Personal Reminiscences of Henry Irving
- First UK edition (2 volumes)
- Author: Bram Stoker
- Language: English
- Genre: Biography
- Publisher: Heinemann (UK) Macmillan (US)
- Publication date: 1906
- Publication place: United Kingdom
- Media type: Print (hardcover)

= Personal Reminiscences of Henry Irving =

Personal Reminiscences of Henry Irving is the third book of non-fiction by Bram Stoker, published in 1906. It is a biography of the English actor Sir Henry Irving. The work was released nine years after the publication of Dracula.

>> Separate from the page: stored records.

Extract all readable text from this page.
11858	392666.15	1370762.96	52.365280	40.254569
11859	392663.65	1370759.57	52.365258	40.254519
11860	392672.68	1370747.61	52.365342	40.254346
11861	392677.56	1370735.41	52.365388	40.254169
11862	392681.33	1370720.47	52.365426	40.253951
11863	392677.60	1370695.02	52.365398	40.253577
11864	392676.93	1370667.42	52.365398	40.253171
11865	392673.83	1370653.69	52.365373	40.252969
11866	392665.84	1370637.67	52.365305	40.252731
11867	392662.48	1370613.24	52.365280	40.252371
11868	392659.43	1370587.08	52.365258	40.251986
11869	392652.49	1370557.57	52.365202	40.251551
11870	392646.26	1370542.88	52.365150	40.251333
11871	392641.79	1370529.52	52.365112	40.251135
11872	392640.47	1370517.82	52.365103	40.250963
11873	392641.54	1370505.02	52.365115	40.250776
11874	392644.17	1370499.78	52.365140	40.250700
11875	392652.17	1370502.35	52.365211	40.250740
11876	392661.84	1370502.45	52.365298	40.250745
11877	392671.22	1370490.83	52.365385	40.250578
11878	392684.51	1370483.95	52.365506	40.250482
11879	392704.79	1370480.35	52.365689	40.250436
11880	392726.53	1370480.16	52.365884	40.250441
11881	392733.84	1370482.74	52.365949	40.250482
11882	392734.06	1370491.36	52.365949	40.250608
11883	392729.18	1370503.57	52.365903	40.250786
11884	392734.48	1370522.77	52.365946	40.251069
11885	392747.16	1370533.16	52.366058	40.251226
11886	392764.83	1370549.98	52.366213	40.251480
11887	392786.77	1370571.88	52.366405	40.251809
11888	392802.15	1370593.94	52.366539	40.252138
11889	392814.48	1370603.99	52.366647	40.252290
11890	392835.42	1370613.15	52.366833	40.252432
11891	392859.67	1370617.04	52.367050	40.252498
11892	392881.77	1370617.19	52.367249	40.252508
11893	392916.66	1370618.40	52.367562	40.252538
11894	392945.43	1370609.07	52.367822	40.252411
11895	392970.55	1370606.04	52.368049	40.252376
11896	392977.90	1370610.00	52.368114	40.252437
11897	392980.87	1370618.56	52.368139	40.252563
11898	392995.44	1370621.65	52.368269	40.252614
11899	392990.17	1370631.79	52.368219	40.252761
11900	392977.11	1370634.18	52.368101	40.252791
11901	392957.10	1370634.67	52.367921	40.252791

The book was published in two volumes by Heinemann in London in 1906 and in a single volume in 1907. The work was published in the U.S. by Macmillan in 1906.
==Background==
The biography details the life and career of his close friend and business partner, Sir Henry Irving. The memoir chronicles, in a firsthand account, Irving's rise to fame, his acting methodology, and his influence and impact on British theater. Stoker had been Irving's business manager for over 27 years. He managed the Lyceum Theatre, London, where Irving performed, from 1878 to 1898. Irving was one of the major actors in the UK at that time, becoming the first actor to be knighted. The book provides historical insights into Victorian theater and details the close collaboration between Irving and Stoker over several decades. Stoker gives a rare autobiographical glimpse into his own career and life during this period in his biography of Henry Irving.